In the inbound marketing system, marketers are interested in two separate, yet equally important goals: lead generation and increased revenue. This is a story about how trade shows can help.
In a recent blog post, we talked about how inbound marketing can be a more efficient, more affordable lead generation option than trade shows. But that doesn't necessarily mean that you have to give up trade shows altogether. If you do choose to continue to attend and exhibit at trade shows, you want to ensure that your presence - from your booth to your t-shirt - is integrated with your inbound marketing objectives and overall strategy.
Here's how you can do it and make the captain AND the DA proud:
Make a Positive ID
You can't possibly attend every trade show that is tangentially related to your business. Not only would the logistics be a major hurdle, the expenses would add up quickly. Instead, do like Briscoe and Curtis and narrow down your suspects.
Only attend those shows that make fiscal sense, that minimize the time you have to spend away from your daily routine, and where you know your actual customers will be. More on that in a moment.
Collect the Evidence
Jack McCoy would never show up to arraignment without all his ducks in a row. The fact is that to make the most of your trade show experience, you have to prepare well in advance and we don't mean booking hotel rooms. Every trade show you attend should have a marketing plan that extends both before and after the show.
Some ideas for trade show marketing include:
- A series of social posts letting your contacts know you will attend
- Blogs covering details of the show
- Automated email workflows to show attendees
- Custom landing page designs for the trade show
- Personalized follow-up emails
You also want to be sure to research who exactly is going to be in attendance. And expecting someone to drop by your booth is like expecting the suspect to walk right in and confess -- you're going to need to do a little interrogation first.
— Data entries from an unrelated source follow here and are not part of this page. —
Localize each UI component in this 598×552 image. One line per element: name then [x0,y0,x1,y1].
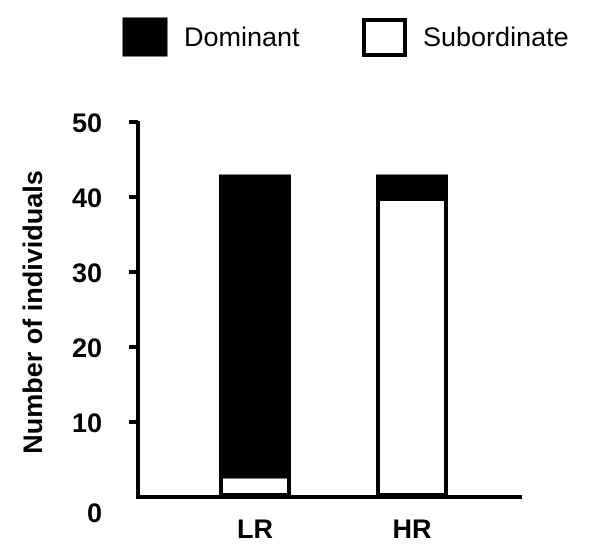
legend-swatch-dominant [122,17,168,57]
bar-hr-dominant [376,174,448,197]
legend-label-dominant: Dominant [184,22,300,52]
legend-label-subordinate: Subordinate [423,22,569,52]
y-tick-label-10: 10 [72,408,102,438]
bar-lr-dominant [219,174,291,475]
y-tick-label-30: 30 [72,258,102,288]
legend: Dominant Subordinate [122,17,569,57]
y-axis-label: Number of individuals [18,170,48,454]
x-tick-label-lr: LR [237,514,273,544]
legend-swatch-subordinate [362,18,407,57]
y-tick-label-50: 50 [72,108,102,138]
y-tick-label-20: 20 [72,333,102,363]
y-tick-label-40: 40 [72,183,102,213]
bar-hr-subordinate [376,197,448,497]
bar-lr-subordinate [219,474,291,497]
x-tick-label-hr: HR [393,514,432,544]
y-tick-label-0: 0 [87,498,102,528]
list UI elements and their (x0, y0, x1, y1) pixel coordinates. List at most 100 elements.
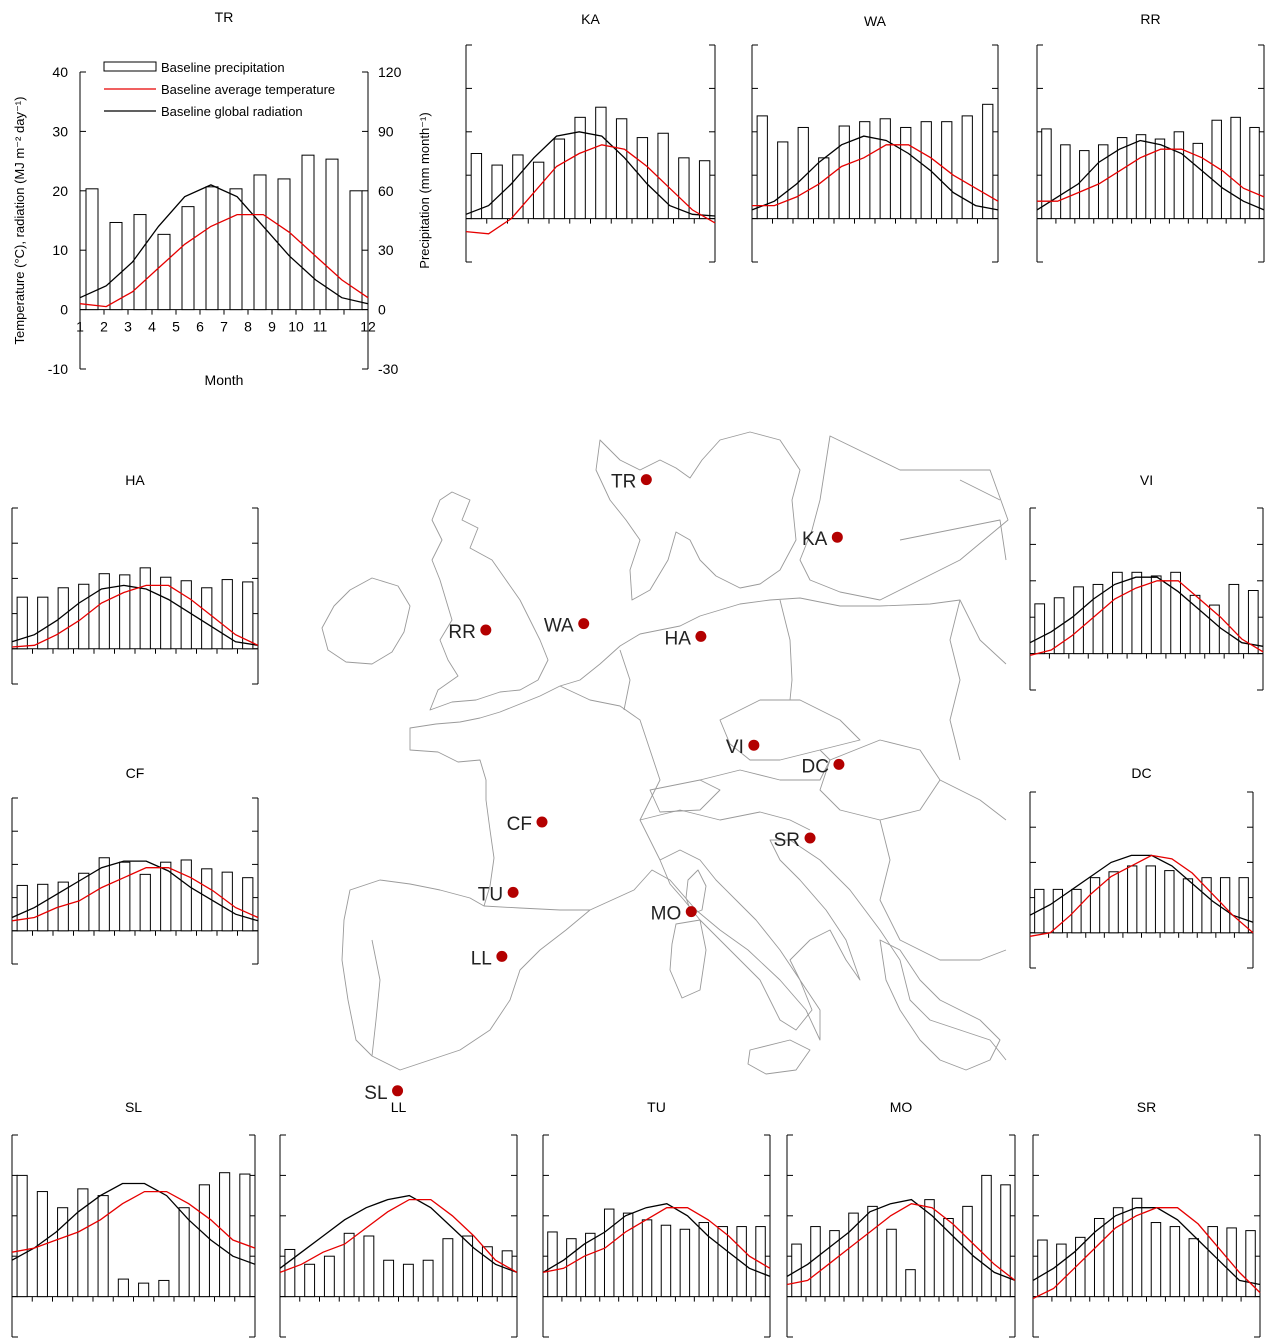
precip-bar (1219, 877, 1231, 934)
precip-bar (16, 596, 28, 650)
chart-title: VI (1140, 472, 1153, 488)
precip-bar (349, 190, 363, 311)
precip-bar (859, 121, 871, 220)
month-tick-label: 9 (268, 319, 276, 335)
chart-ka: KA (465, 11, 716, 263)
precip-bar (1189, 594, 1201, 655)
radiation-line (11, 1182, 256, 1265)
border-germany-east (779, 599, 793, 701)
precip-bar (205, 186, 219, 311)
chart-ha: HA (11, 472, 259, 685)
precip-bar (717, 1226, 728, 1298)
radiation-line (751, 135, 999, 211)
border-czech (719, 699, 861, 761)
precip-bar (501, 1250, 513, 1298)
precip-bar (117, 1278, 129, 1298)
precip-bar (383, 1259, 395, 1298)
month-tick-label: 7 (220, 319, 228, 335)
precip-bar (1034, 603, 1046, 655)
chart-title: TR (215, 9, 234, 25)
precip-bar (1131, 1197, 1143, 1298)
chart-title: SL (125, 1099, 142, 1115)
border-russia (899, 479, 1007, 561)
border-balkans (879, 819, 1007, 961)
precip-bar (277, 178, 291, 311)
precip-bar (1249, 126, 1260, 220)
precip-bar (242, 581, 254, 650)
right-tick-label: -30 (378, 361, 398, 377)
precip-bar (566, 1238, 577, 1298)
chart-tu: TU (542, 1099, 771, 1338)
precip-bar (323, 1255, 335, 1298)
radiation-line (786, 1198, 1016, 1282)
station-dot-cf (536, 816, 548, 828)
precip-bar (36, 1191, 48, 1298)
station-dot-rr (480, 624, 492, 636)
border-hungary (819, 739, 941, 821)
station-dot-ll (496, 950, 508, 962)
precip-bar (1112, 571, 1123, 655)
coast-italy (659, 849, 813, 1031)
precip-bar (239, 1173, 251, 1298)
precip-bar (1150, 575, 1162, 655)
precip-bar (97, 1195, 109, 1298)
coast-sardinia (669, 919, 707, 999)
temperature-line (11, 1190, 256, 1253)
precip-bar (900, 126, 912, 220)
station-label-cf: CF (507, 814, 532, 835)
station-dot-tr (640, 474, 652, 486)
precip-bar (180, 580, 192, 650)
radiation-line (11, 860, 259, 922)
month-tick-label: 6 (196, 319, 204, 335)
station-label-tr: TR (611, 472, 636, 493)
right-tick-label: 30 (378, 242, 394, 258)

That doesn't mean badgering the prospect you want to meet, but it does mean setting up a time to talk to them well before the day of the show.
Get the Jury on Your Side
One mistake a lot of defense attorneys make is underestimating Jack McCoy.
One mistake many trade show attendees make is overestimating their ability to make new contacts at a trade show. Instead, use this time to get the jury (e.g., the people you already know, your contacts, prospects, and customers) on your side. Plan a time to meet with them over coffee or ask them to stop by your booth. Nurturing these relationships is the best way to get a lot of value out of your trade show experience.
There wasn't a closing argument that Abbie Carmichael couldn't take a bite out of. Channel her ferocity to make the most of your tradeshow engagements.
Speaking engagements - from keynotes to educational presentations - can be a great way to save some money on a trade show booth while still getting a lot of the benefits of attending. Consider arranging speaking engagements for yourself or your team to show off your knowledge and establish your company's thought leadership.
Wrap Things Up
At the end of the episode - that is, at the end of the day - it's important to assess just how successful you were.
You won't get to toss back a scotch with Adam Schiff, but you can sit down with your team and evaluate the quality of the leads you managed to generate to determine whether you got your money's worth out of your attendance.